With time, food has evolved too, making food photography a rapidly changing art. The competition has become more challenging, says Teena, with less experienced photographers coming in and offering less prices for more images. “What the clients do not realise is that they will be getting very similar shots in all those images. I think this has happened due to the easy access of photography with a phone. It has its pros and cons,” she adds.
The UAE is becoming a hub for foodies and photographers alike. With different nationalities, cuisines, and endless number of restaurants opening up, Teena feels there might never be enough photographers in the region, since the numbers of restaurants are always skyrocketing. Despite competition, she says there will always be a place for experienced photographers.
A food enthusiast who loves to cook and feast with family and friends, Orkun Orcan is a food photographer hailing from Turkey, and has been into still photography since 2001. He moved to the UAE in 2008, where he started doing full-time professional photography. As part of his family business, he also does interior, architectural and jewellery photography.
Orkun does not exactly see social media posing any competition to his field since he believes they are on different levels, and the clients who want professional photography will always go for someone who has experience, and use professional equipment and techniques, rather than resorting to phones.
As Covid hit, the rates of unemployment soared, which, for this industry, meant that many people who used to take up photography as a hobby were now taking up fulltime jobs in the field.

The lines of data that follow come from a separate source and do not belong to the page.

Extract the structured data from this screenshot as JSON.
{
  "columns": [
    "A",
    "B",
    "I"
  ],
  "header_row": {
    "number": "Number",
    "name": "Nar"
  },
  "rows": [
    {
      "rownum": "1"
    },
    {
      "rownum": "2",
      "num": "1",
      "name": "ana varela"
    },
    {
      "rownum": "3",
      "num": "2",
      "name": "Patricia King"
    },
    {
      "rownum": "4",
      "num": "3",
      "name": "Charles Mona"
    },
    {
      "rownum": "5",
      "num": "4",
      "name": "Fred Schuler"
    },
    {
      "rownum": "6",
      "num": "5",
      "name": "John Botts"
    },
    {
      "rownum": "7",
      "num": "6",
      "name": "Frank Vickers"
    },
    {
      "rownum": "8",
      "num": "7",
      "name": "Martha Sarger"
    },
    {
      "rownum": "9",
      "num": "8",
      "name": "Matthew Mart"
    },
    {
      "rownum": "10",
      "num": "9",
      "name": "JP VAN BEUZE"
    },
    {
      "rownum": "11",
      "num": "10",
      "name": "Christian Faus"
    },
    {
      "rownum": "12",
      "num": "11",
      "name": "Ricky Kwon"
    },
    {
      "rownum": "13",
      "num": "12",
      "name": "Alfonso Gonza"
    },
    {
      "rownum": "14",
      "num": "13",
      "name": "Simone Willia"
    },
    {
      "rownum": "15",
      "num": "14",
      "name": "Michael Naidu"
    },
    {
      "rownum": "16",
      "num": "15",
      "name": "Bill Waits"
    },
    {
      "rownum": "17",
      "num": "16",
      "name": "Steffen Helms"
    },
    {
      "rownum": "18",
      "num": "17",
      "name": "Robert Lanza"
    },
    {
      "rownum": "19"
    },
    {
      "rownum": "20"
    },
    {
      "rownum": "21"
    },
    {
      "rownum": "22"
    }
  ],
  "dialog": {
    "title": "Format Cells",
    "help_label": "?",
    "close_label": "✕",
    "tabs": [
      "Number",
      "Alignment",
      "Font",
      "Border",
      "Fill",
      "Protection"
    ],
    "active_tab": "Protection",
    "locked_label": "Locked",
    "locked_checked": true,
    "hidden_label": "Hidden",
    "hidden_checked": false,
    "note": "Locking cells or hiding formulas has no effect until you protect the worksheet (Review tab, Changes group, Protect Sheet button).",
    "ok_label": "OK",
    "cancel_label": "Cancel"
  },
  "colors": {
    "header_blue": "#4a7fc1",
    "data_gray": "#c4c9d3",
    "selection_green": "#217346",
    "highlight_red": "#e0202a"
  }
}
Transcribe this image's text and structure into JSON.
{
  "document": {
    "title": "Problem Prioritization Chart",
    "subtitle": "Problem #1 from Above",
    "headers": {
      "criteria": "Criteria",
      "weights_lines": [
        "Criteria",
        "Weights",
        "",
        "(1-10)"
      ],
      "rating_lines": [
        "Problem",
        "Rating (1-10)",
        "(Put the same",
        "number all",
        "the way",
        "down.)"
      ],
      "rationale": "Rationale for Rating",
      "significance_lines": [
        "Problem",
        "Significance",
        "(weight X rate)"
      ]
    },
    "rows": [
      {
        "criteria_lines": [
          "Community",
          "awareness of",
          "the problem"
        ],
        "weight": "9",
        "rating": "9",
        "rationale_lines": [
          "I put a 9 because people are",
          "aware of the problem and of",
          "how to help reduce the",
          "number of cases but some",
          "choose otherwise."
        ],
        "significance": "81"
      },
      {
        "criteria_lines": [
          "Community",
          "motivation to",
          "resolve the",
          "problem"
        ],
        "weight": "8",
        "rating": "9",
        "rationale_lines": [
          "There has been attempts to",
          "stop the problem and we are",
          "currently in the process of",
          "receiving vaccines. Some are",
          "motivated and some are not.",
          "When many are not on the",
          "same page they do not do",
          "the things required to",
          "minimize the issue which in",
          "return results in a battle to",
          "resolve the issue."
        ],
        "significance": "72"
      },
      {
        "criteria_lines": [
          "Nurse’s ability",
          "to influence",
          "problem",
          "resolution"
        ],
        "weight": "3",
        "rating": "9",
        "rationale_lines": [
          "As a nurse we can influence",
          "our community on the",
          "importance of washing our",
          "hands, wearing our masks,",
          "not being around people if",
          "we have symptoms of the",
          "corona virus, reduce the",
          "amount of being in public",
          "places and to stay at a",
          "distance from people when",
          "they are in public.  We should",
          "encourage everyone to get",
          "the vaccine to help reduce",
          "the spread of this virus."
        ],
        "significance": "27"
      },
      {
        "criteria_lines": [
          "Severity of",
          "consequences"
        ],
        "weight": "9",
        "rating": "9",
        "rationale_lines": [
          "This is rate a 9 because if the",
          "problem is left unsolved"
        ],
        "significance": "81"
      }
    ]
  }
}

According to Orkun, they became a brand of their own, offering much lower prices to clients. “The prices they give are ridiculous. I don’t know how they survive,” says Orkun.
Teamwork comes first to Orkun, who goes by the principle that having a good team of designers and stylists makes the dream work. In the end, it is the client’s demands that they strive to fulfil, and working together with everyone’s input is what makes it complete. “It is not only the camera which does the magic, but also everything that goes behind the scenes,” says Orkun.
With new restaurants, dishes, and presentation styles, food photography is changing rapidly, according to Orkun, who believes the competition is growing, but that also gives them the chance of improving themselves and experiencing new things.
After the 2008 recession, when Orkun arrived in the UAE, a lot of people opened up restaurants and invested in the F&B business, which led to more demand for food photographers. With the booming scene within the UAE, Orkun has seen a massive change since this food revolution began. “It never stops growing,” he says.